Os PMs daquela época não eram treinados como os de hoje. Eram praticamente pessoas comuns de uniforme. Não existia esse aparato moderno, não se viam escudos ou capacetes com viseira e muito menos coletes a prova de bala. O enfrentamento só foi possível pois a briga era praticamente no braço. As armas da PM eram o cassetete, as bombas de gás, a formação militar e as vezes jatos de agua, embora portassem seus revolveres era raro algum atirar, a não ser quando se encontravam acuados. 

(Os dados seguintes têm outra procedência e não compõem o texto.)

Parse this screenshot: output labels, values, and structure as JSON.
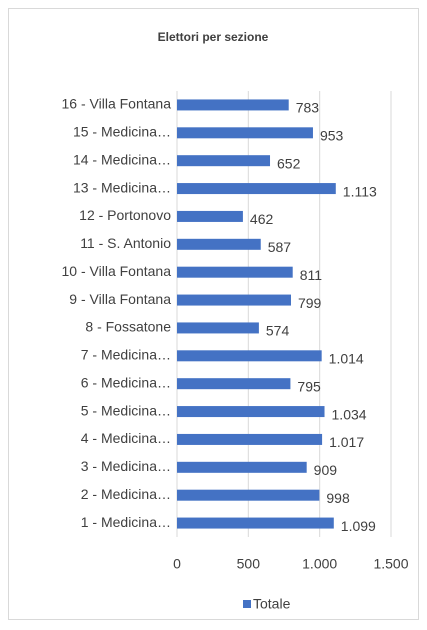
{
  "chart_data": {
    "type": "bar",
    "orientation": "horizontal",
    "title": "Elettori per sezione",
    "categories": [
      "1 - Medicina…",
      "2 - Medicina…",
      "3 - Medicina…",
      "4 - Medicina…",
      "5 - Medicina…",
      "6 - Medicina…",
      "7 - Medicina…",
      "8 - Fossatone",
      "9 - Villa Fontana",
      "10 - Villa Fontana",
      "11 - S. Antonio",
      "12 - Portonovo",
      "13 - Medicina…",
      "14 - Medicina…",
      "15 - Medicina…",
      "16 - Villa Fontana"
    ],
    "series": [
      {
        "name": "Totale",
        "color": "#4472c4",
        "values": [
          1099,
          998,
          909,
          1017,
          1034,
          795,
          1014,
          574,
          799,
          811,
          587,
          462,
          1113,
          652,
          953,
          783
        ],
        "value_labels": [
          "1.099",
          "998",
          "909",
          "1.017",
          "1.034",
          "795",
          "1.014",
          "574",
          "799",
          "811",
          "587",
          "462",
          "1.113",
          "652",
          "953",
          "783"
        ]
      }
    ],
    "xlim": [
      0,
      1500
    ],
    "xticks": [
      0,
      500,
      {
        "value": 1000,
        "label": "1.000"
      },
      {
        "value": 1500,
        "label": "1.500"
      }
    ],
    "grid": true,
    "legend": "bottom"
  }
}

Ainda não existiam essas famigeradas balas de borracha e acreditem, a policia realmente não atirava. As mortes, dado o numero de pessoas envolvidas e o grande numero de manifestações, foram atos isolados.  Hematomas e vergões eram outra coisa.  Eram marcas de batalha e exibidas orgulhosamente como troféu. A adrenalina exalava pelos poros. 
A gente se enfrentava nos olhando olhos nos olhos.
Atualmente seria impossível se promover manifestações daquele porte, haja vista o aparato militar de hoje e o preparo profissional de seus integrantes. 
Os estudantes eram movidos a ideais, entusiasmo e revolta contra as novas diretrizes de ensino,  já antevendo o caos que se instalaria na educação. Estavam certos em seus temores!
Os enfrentamentos eram em ondas e a população se refugiava dentro das lojas do comercio local. Era uma verdadeira batalha campal.  Rapazes, moças e a Policia Militar. As vezes objetos eram lançados dos predios sobre os PMs pela população que acompanhava tudo.
Muita gente era presa, mas eram soltos no maximo até o dia seguinte. Os militares se preocupavam somente com as lideranças, figurinhas já carimbadas e de conhecimento amplo.
Em outubro deste ano foi realizado clandestinamente o XXX Congresso Nacional da UNE, em Ibiúna (SP) que foi cercado pela PM e onde foram presas diversas lideranças estudantis nacionais e entre eles Luís Travassos o presidente eleito, Vladimir Palmeira, José Dirceu, Franklin Martins e Jean Marc Von Der Weid. 
Acabaram-se aí todas as manifestações estudantis no Brasil (veja mais sobre). Foi implantado o famigerado acordo MEC/USAID e desarticulado todo o movimento agora sem lideranças.
A partir dessa época, varias lideranças estudantis estavam presas,  fugiram do pais ou caíram na clandestinidade. Ai sim, uma luta que era pela manutenção,  aprimoramento de um ensino de qualidade, maior investimento na educação e pela Universidade gratuita se tornou uma luta direta contra a ditadura, com o “endurecimento” das ações do governo após o ato institucional nº 5 promulgado em dezembro de 68.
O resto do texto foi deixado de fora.